* Note: Professor Roth’s market design theory, which has practical applications for matching algorithms and was used for FIELD 2 emerging market location matching, was actually what won him the Nobel.
Harvard Business School professor Alvin Roth was awarded the Nobel Memorial Prize in Economic Sciences last week for his research in market design. The prize, given by the Royal Swedish Academy of Sciences, amounts to $1.2 million, which Roth will share with University of California Los Angeles professor emeritus Lloyd S. Shapley.
Roth, who joined Harvard’s faculty in 1998 as the George Gund Professor of Economics and Business Administration, is currently on leave with Harvard Business School and the Harvard Department of Economics. Roth made the decision last spring to move to Stanford, where he is now a visiting professor of economics, saying that he and his wife wanted a change.
While Roth knew he was on the short-list of Nobel candidates, he was alerted of the good news while fast asleep in Palo Alto, CA last Monday. The Royal Swedish Academy of Sciences called at 3:30am.
In his career, Roth brought a new perspective and insight to the fields of game theory and market design, challenging the foundations of the disciplines and bringing new theories to both. He is most noted for his groundbreaking work on the theory of matching markets, which he has applied to many real world problems. Roth’s work with the New York City and Boston public school systems has helped match students to schools in the metro area; his founding of the New England Program for Kidney Exchange helps match compatible kidneys with recipients using the matching theory.
On the HBS campus, however, Roth may be best known for his invention of the FIELD 2 algorithm that matches RC students with emerging market destinations based on their inputted preferences. The algorithm works to match students with their preferences based on a prioritized list of destinations while diversifying groups by gender, nationality, work experience, and section affiliation.
Though a recipient of one of the highest awards an economist can be awarded, according to The Stanford Daily, Roth does not consider himself an economist, nor does he claim to know anything about economics. “I went into operations research with the idea of fixing things up so they work better,” he said. “Operations research led me to game theory, which later on became economics. I just stayed where I was; the borders shifted.”

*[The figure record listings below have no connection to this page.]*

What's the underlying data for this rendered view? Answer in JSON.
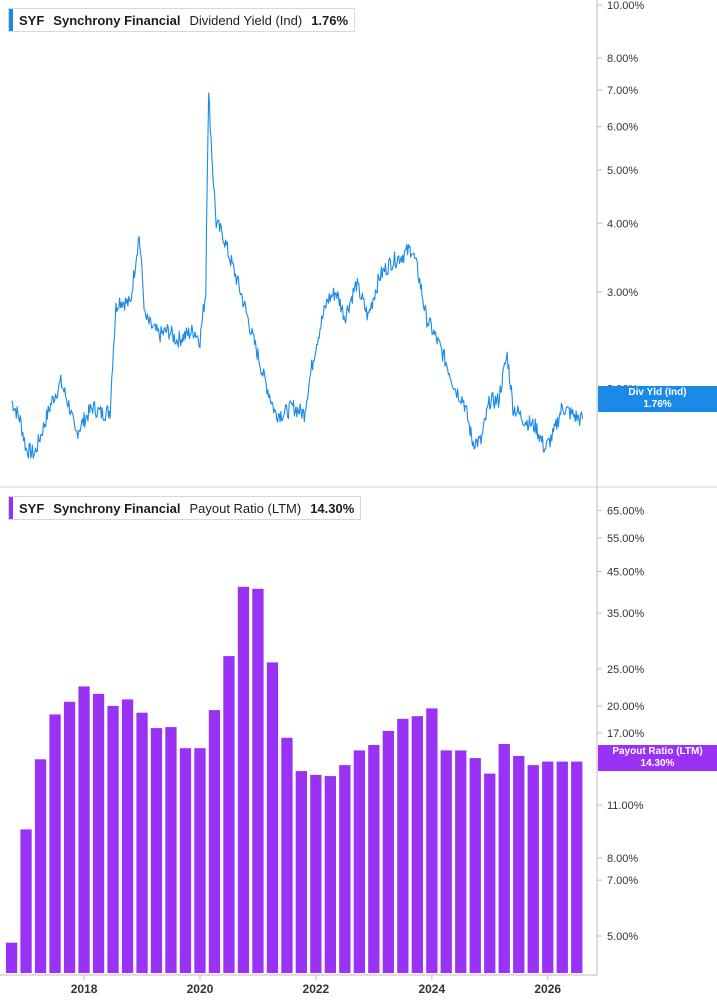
{
  "top_legend": {
    "ticker": "SYF",
    "company": "Synchrony Financial",
    "metric": "Dividend Yield (Ind)",
    "value": "1.76%"
  },
  "bottom_legend": {
    "ticker": "SYF",
    "company": "Synchrony Financial",
    "metric": "Payout Ratio (LTM)",
    "value": "14.30%"
  },
  "top_badge": {
    "label": "Div Yld (Ind)",
    "value": "1.76%"
  },
  "bottom_badge": {
    "label": "Payout Ratio (LTM)",
    "value": "14.30%"
  },
  "colors": {
    "line": "#1a8ae8",
    "bar": "#9932f5",
    "badge_blue": "#1a8ae8",
    "badge_purple": "#9932f5",
    "axis": "#bdbdbd"
  },
  "chart_data": [
    {
      "type": "line",
      "series_name": "Dividend Yield (Ind)",
      "y_scale": "log",
      "ylim": [
        1.45,
        10.0
      ],
      "y_ticks": [
        "10.00%",
        "8.00%",
        "7.00%",
        "6.00%",
        "5.00%",
        "4.00%",
        "3.00%",
        "2.00%"
      ],
      "y_tick_values": [
        10,
        8,
        7,
        6,
        5,
        4,
        3,
        2
      ],
      "x": [
        2016.75,
        2016.9,
        2017.0,
        2017.15,
        2017.3,
        2017.45,
        2017.6,
        2017.75,
        2017.85,
        2018.0,
        2018.15,
        2018.3,
        2018.45,
        2018.55,
        2018.6,
        2018.8,
        2018.95,
        2019.05,
        2019.15,
        2019.3,
        2019.45,
        2019.6,
        2019.75,
        2019.9,
        2020.0,
        2020.1,
        2020.15,
        2020.22,
        2020.28,
        2020.4,
        2020.5,
        2020.7,
        2020.9,
        2021.1,
        2021.3,
        2021.45,
        2021.6,
        2021.8,
        2022.0,
        2022.2,
        2022.35,
        2022.5,
        2022.7,
        2022.9,
        2023.1,
        2023.3,
        2023.5,
        2023.65,
        2023.75,
        2023.9,
        2024.05,
        2024.2,
        2024.4,
        2024.55,
        2024.7,
        2024.85,
        2025.0,
        2025.15,
        2025.3,
        2025.4,
        2025.6,
        2025.8,
        2025.95,
        2026.1,
        2026.25,
        2026.4,
        2026.55,
        2026.6
      ],
      "y": [
        1.9,
        1.75,
        1.55,
        1.52,
        1.7,
        1.9,
        2.05,
        1.85,
        1.65,
        1.75,
        1.85,
        1.8,
        1.82,
        2.8,
        2.9,
        2.85,
        3.8,
        2.7,
        2.6,
        2.5,
        2.55,
        2.45,
        2.5,
        2.55,
        2.45,
        3.0,
        6.8,
        5.0,
        4.0,
        3.8,
        3.5,
        3.0,
        2.5,
        2.1,
        1.8,
        1.8,
        1.85,
        1.8,
        2.4,
        2.9,
        3.0,
        2.7,
        3.1,
        2.7,
        3.2,
        3.4,
        3.5,
        3.6,
        3.3,
        2.7,
        2.5,
        2.3,
        2.0,
        1.9,
        1.6,
        1.6,
        1.9,
        1.9,
        2.3,
        1.85,
        1.75,
        1.7,
        1.55,
        1.65,
        1.85,
        1.8,
        1.76,
        1.76
      ],
      "x_ticks": [
        "2018",
        "2020",
        "2022",
        "2024",
        "2026"
      ],
      "x_tick_values": [
        2018,
        2020,
        2022,
        2024,
        2026
      ]
    },
    {
      "type": "bar",
      "series_name": "Payout Ratio (LTM)",
      "y_scale": "log",
      "ylim": [
        4.0,
        70.0
      ],
      "y_ticks": [
        "65.00%",
        "55.00%",
        "45.00%",
        "35.00%",
        "25.00%",
        "20.00%",
        "17.00%",
        "14.00%",
        "11.00%",
        "8.00%",
        "7.00%",
        "5.00%"
      ],
      "y_tick_values": [
        65,
        55,
        45,
        35,
        25,
        20,
        17,
        14,
        11,
        8,
        7,
        5
      ],
      "x": [
        2016.75,
        2017.0,
        2017.25,
        2017.5,
        2017.75,
        2018.0,
        2018.25,
        2018.5,
        2018.75,
        2019.0,
        2019.25,
        2019.5,
        2019.75,
        2020.0,
        2020.25,
        2020.5,
        2020.75,
        2021.0,
        2021.25,
        2021.5,
        2021.75,
        2022.0,
        2022.25,
        2022.5,
        2022.75,
        2023.0,
        2023.25,
        2023.5,
        2023.75,
        2024.0,
        2024.25,
        2024.5,
        2024.75,
        2025.0,
        2025.25,
        2025.5,
        2025.75,
        2026.0,
        2026.25,
        2026.5
      ],
      "values": [
        4.8,
        9.5,
        14.5,
        19.0,
        20.5,
        22.5,
        21.5,
        20.0,
        20.8,
        19.2,
        17.5,
        17.6,
        15.5,
        15.5,
        19.5,
        27.0,
        41.0,
        40.5,
        26.0,
        16.5,
        13.5,
        13.2,
        13.1,
        14.0,
        15.3,
        15.8,
        17.2,
        18.5,
        18.8,
        19.7,
        15.3,
        15.3,
        14.6,
        13.3,
        15.9,
        14.8,
        14.0,
        14.3,
        14.3,
        14.3
      ],
      "x_ticks": [
        "2018",
        "2020",
        "2022",
        "2024",
        "2026"
      ],
      "x_tick_values": [
        2018,
        2020,
        2022,
        2024,
        2026
      ]
    }
  ]
}
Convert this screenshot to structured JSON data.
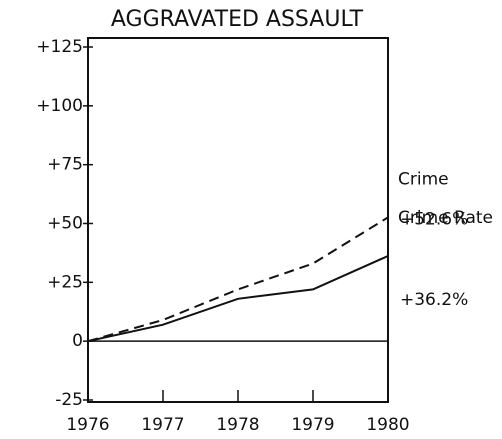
{
  "chart_data": {
    "type": "line",
    "title": "AGGRAVATED ASSAULT",
    "x": [
      1976,
      1977,
      1978,
      1979,
      1980
    ],
    "xlim": [
      1976,
      1980
    ],
    "xticks": [
      1976,
      1977,
      1978,
      1979,
      1980
    ],
    "ylim": [
      -25,
      125
    ],
    "yticks": [
      {
        "value": -25,
        "label": "-25"
      },
      0,
      {
        "value": 25,
        "label": "+25"
      },
      {
        "value": 50,
        "label": "+50"
      },
      {
        "value": 75,
        "label": "+75"
      },
      {
        "value": 100,
        "label": "+100"
      },
      {
        "value": 125,
        "label": "+125"
      }
    ],
    "series": [
      {
        "name": "Crime",
        "color": "#111111",
        "dash": true,
        "values": [
          0,
          9,
          22,
          33,
          52.6
        ],
        "value_labels": [
          null,
          null,
          null,
          null,
          "+52.6%"
        ]
      },
      {
        "name": "Crime Rate",
        "color": "#111111",
        "dash": false,
        "values": [
          0,
          7,
          18,
          22,
          36.2
        ],
        "value_labels": [
          null,
          null,
          null,
          null,
          "+36.2%"
        ]
      }
    ]
  }
}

In an interview with Forbes in 2010, Roth explained that he dropped out of his high school in Queens, N.Y. during his teenage years because he felt under-stimulated. This did not deter his academic pursuits, as he ultimately headed to Columbia and graduated in 1971 with a degree in Operations Research, and also received masters and doctoral degrees from Stanford in 1973 and 1974.
In a recent interview with WBUR, Roth was asked how this award would ultimately impact his career and his life. “I just won the prize on Monday,” he responds, “so it is hard to say how it will change my life in the long run. But, in the short run, I’m answering thousands of emails.”